We asked if he should be tested to see if he is a carrier or, God forbid, he has the disease and wasn’t presenting symptoms yet.

Adri’s neurologist, Dr. Parsons, encouraged us to bring him in to be checked out. After telling her a little about Santi, she was pretty certain that he didn’t have the disease.

After a while…….after some of the fog of Adri’s diagnosis lifted, we took Santi in, and Dr. Parsons tested him.

She took him through various tests of strength — had him push against her hand with his head, with his arms, with his legs; had him sit down, then get up quickly; had him run down the hall.

She checked his hands to see if he had the tremors that Adri has. She had him grab small things from her hand to test his motor skills.

She saw no symptoms – no indication that he has the disease.

We then asked that he be given a blood test to see if he is a carrier, and to confirm he doesn’t have SMA.

Doctor Parsons told us that it was hospital policy that unless a patient shows symptoms, they won’t do tests for SMA.

We couldn’t understand this.

We are the parents, our daughter has SMA, we’re both carriers. So, we wanted him tested.

She wouldn’t approve it. She explained to us that once the patient is of legal age, he or she can make their own decision to get tested.

When he’s old enough, Santiago can decide for himself if he wants to know if he’s a carrier, or even if he has the disease. Individuals with Type IV SMA, for example, may not exhibit symptoms until much later in life, if they exhibit them at all.

Dr. Parsons wasn’t rude or cold about the whole situation. She simply explained their policy and her thoughts on the subject.

Part of me understood.

Part of me wanted to tell her to go to hell.

We turned to our children’s pediatrician…..the best pediatrician in the world.

Dr. Robert Froehlke cared for our children as if they were his own. He laughed with us as we shared our experiences, comforted us during sickness and cried with us during Gaby’s cancer and Adri’s SMA diagnosis.

We asked him to approve the SMA test for Santiago. He knew us better than Adri’s neurologist and understood us better.

He never judged us or criticized us. He simply listened, shared any concerns he had and did what he thought was best for us.

Nice qualities to have in a doctor.

Even though he approved the SMA test for Santi, we still haven’t gotten him tested.

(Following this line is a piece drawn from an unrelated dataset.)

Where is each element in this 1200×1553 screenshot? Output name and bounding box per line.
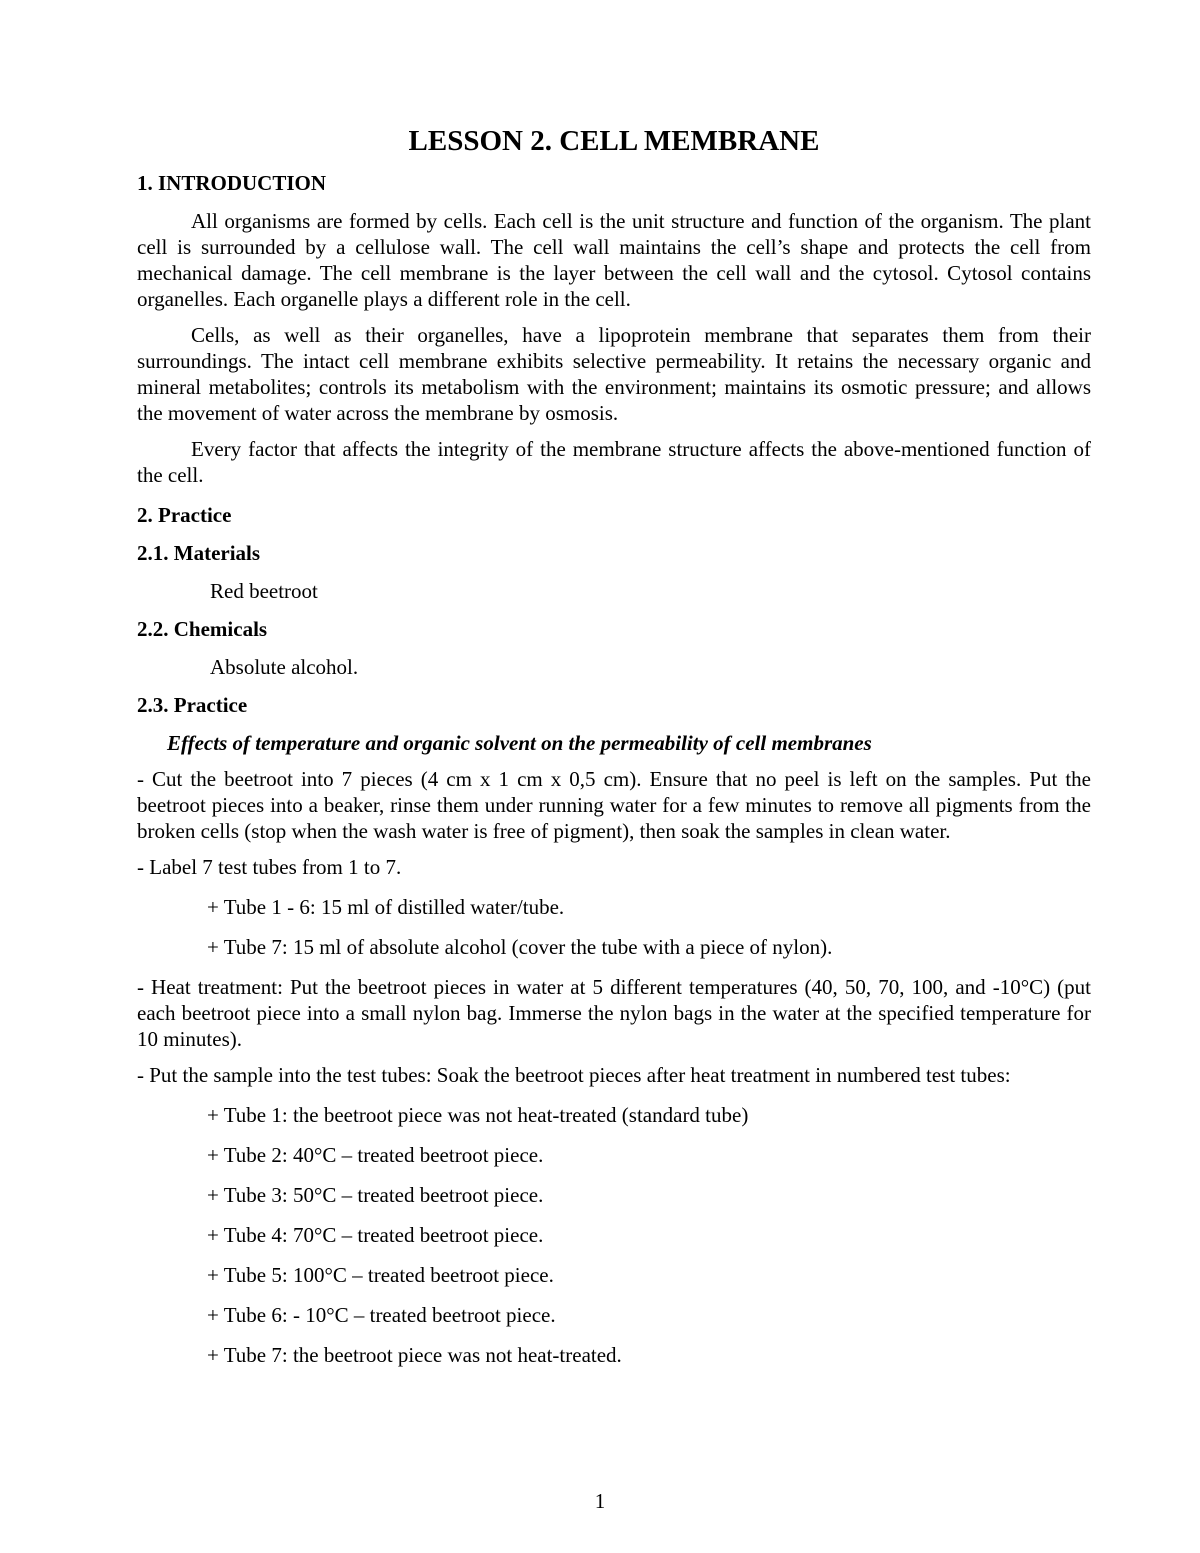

Gaby was adamant about getting him tested, but I wasn’t completely on board. She said she couldn’t stand not knowing.

Part of me didn’t want to know if he’s a carrier, and part of me — the one that doesn’t want to tell our neurologist to go to hell — still doesn’t want to know.

So soon after Adri’s diagnosis, I didn’t know if I could live with news that Santi may have the disease but just didn’t exhibit any symptoms yet.

Two years later, he still doesn’t show any signs of the disease. I have faith that he doesn’t.

I have to.

If he’s a carrier, like Gaby and me, then it isn’t critical we know right now.

He can find out when he’s older, if he wants to.

Then, I began to think about my immediate and extended families. Once we reach out to them, how many will want to know if they are carriers?

If they find out they do carry the faulty gene, how will it affect future decisions they make?

Whether to marry or whether to have children.

Will my oldest nephew — now in his early 20s — decide to get tested?

If he decides he wants to get married, will he ask his future spouse to get tested?

If they’re both carriers, will their feelings for each other change?

Will they decide not to get married? Not to have children? Maybe adopt instead?

Too many ifs.

Too many unknowns.

If Gaby and I had a crystal ball 10 years ago when we were getting married, and we saw what our lives would be like now, would we have made different decisions?

Of course, we can’t know the answer.

Nobody knows those answers, and it’s really silly to think about. Couples have many other challenges to face without dwelling on something they can’t change.

But, members of our family may very well face decisions like these, should they decide to get tested as SMA carriers.

I wonder what decisions they’ll make.

Such is life, I guess.

We make decisions based on what we know at the time.

And at the same time, we must decide exactly how much we want to know.

There’s no right or wrong answer…….that’s what makes it hard.